The U.S. government has been putting out dietary guidelines since 1980, telling us to eat less fatty and fried foods and more fruit, vegetables, beans, nuts and fish. But only this year did it start with warnings about obesity and advice to reduce total food intake.
The new guidelines grew out of a five-year study by a committee of experts, which declared that “the obesity epidemic is the single greatest threat to public health in this century.” It said this was true especially for children, whose “obesity has tripled in the past thirty years.”
So the 2010 guidelines, in a nutshell, start off by advising, “Enjoy your food, but eat less,” and “Avoid oversized portions.”
The summary continues:
“Make half your plate fruits and vegetables.
“Switch to fat-free or low-fat (1 percent) milk.
“Compare sodium in foods like soup, bread and frozen meals — and choose the foods with lower numbers.
“Drink water instead of sugary drinks.”
The new recommendations “clearly favor the health and well-being of consumers over hard-lobbying farm lobbyists,” wrote Jane E. Brody, the New York Times personal health columnist.
Such lobbyists include the meat and dairy industries, pushing thick rare steaks and rich ice cream, says the UMaine dietician Katherine Musgrave.

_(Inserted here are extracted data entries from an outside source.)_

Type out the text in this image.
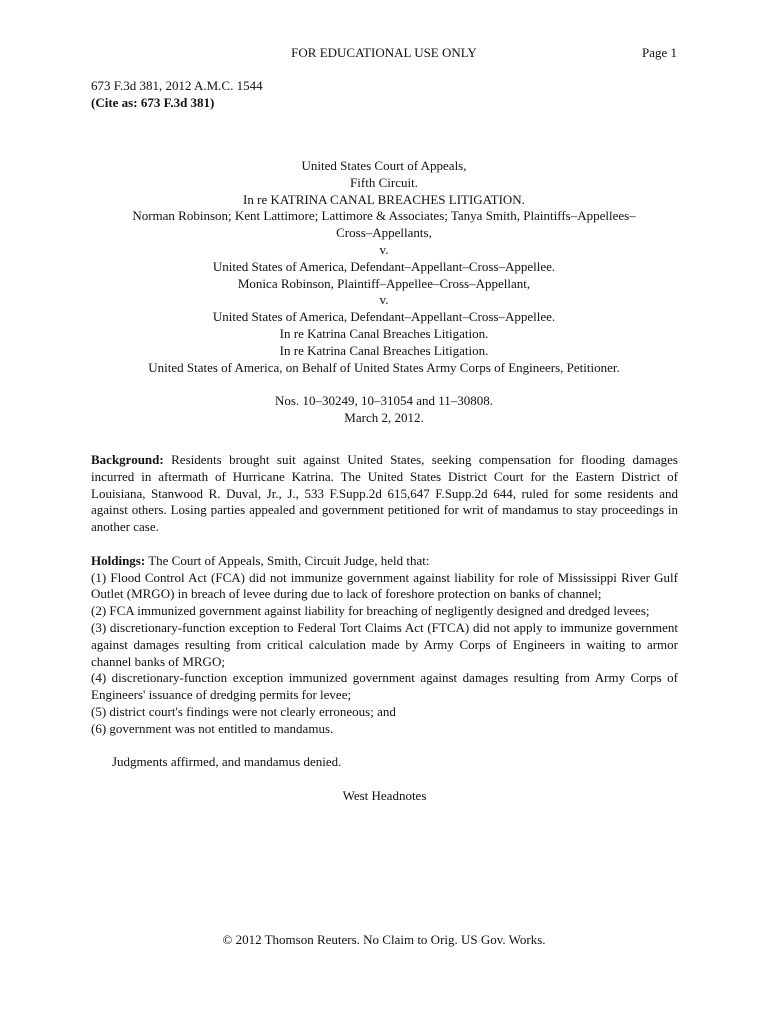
FOR EDUCATIONAL USE ONLY	Page 1
673 F.3d 381, 2012 A.M.C. 1544
(Cite as: 673 F.3d 381)
United States Court of Appeals,
Fifth Circuit.
In re KATRINA CANAL BREACHES LITIGATION.
Norman Robinson; Kent Lattimore; Lattimore & Associates; Tanya Smith, Plaintiffs–Appellees–
Cross–Appellants,
v.
United States of America, Defendant–Appellant–Cross–Appellee.
Monica Robinson, Plaintiff–Appellee–Cross–Appellant,
v.
United States of America, Defendant–Appellant–Cross–Appellee.
In re Katrina Canal Breaches Litigation.
In re Katrina Canal Breaches Litigation.
United States of America, on Behalf of United States Army Corps of Engineers, Petitioner.
Nos. 10–30249, 10–31054 and 11–30808.
March 2, 2012.

Background: Residents brought suit against United States, seeking compensation for flooding damages incurred in aftermath of Hurricane Katrina. The United States District Court for the Eastern District of Louisiana, Stanwood R. Duval, Jr., J., 533 F.Supp.2d 615,647 F.Supp.2d 644, ruled for some residents and against others. Losing parties appealed and government petitioned for writ of mandamus to stay proceedings in another case.

Holdings: The Court of Appeals, Smith, Circuit Judge, held that:
(1) Flood Control Act (FCA) did not immunize government against liability for role of Mississippi River Gulf Outlet (MRGO) in breach of levee during due to lack of foreshore protection on banks of channel;
(2) FCA immunized government against liability for breaching of negligently designed and dredged levees;
(3) discretionary-function exception to Federal Tort Claims Act (FTCA) did not apply to immunize government against damages resulting from critical calculation made by Army Corps of Engineers in waiting to armor channel banks of MRGO;
(4) discretionary-function exception immunized government against damages resulting from Army Corps of Engineers' issuance of dredging permits for levee;
(5) district court's findings were not clearly erroneous; and
(6) government was not entitled to mandamus.

Judgments affirmed, and mandamus denied.

West Headnotes

© 2012 Thomson Reuters. No Claim to Orig. US Gov. Works.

Or Archer Daniels Midland, or ADM, with its adamant defense of its high fructose corn syrup used in soft drinks and processed foods. This in the face of a recent Princeton study showing that rats grow fat and obese on it and a move by The Corn Refiners Association to change the name to “corn sugar.”
Plenty of other forces keep pushing us to eat more, more, more. Restaurants boast of huge helpings, with some offering “all you can eat.” In the old days, kids were urged to eat more and think of the people starving in Armenia. Now, toys at fast food restaurants do the urging. Parents who themselves are overweight set a bad example for their children and may start them on the way to obesity.
While the government guidelines until this year have underplayed quantity, other advisers have warned repeatedly against overeating. Professor Musgrave always has asked patients how much they eat of everything. She suggests that small steps, such as cutting in half the helping of jelly on morn-ing toast, make a difference.
The 112-page report makes no mention of whoopie pies, a popular snack being promoted for designation as Maine’s official treat. Professor Musgrave says she put her foot in it recently by praising whoopie pies. All she meant to say was that everyone deserves a treat now and then. But don’t just pig out.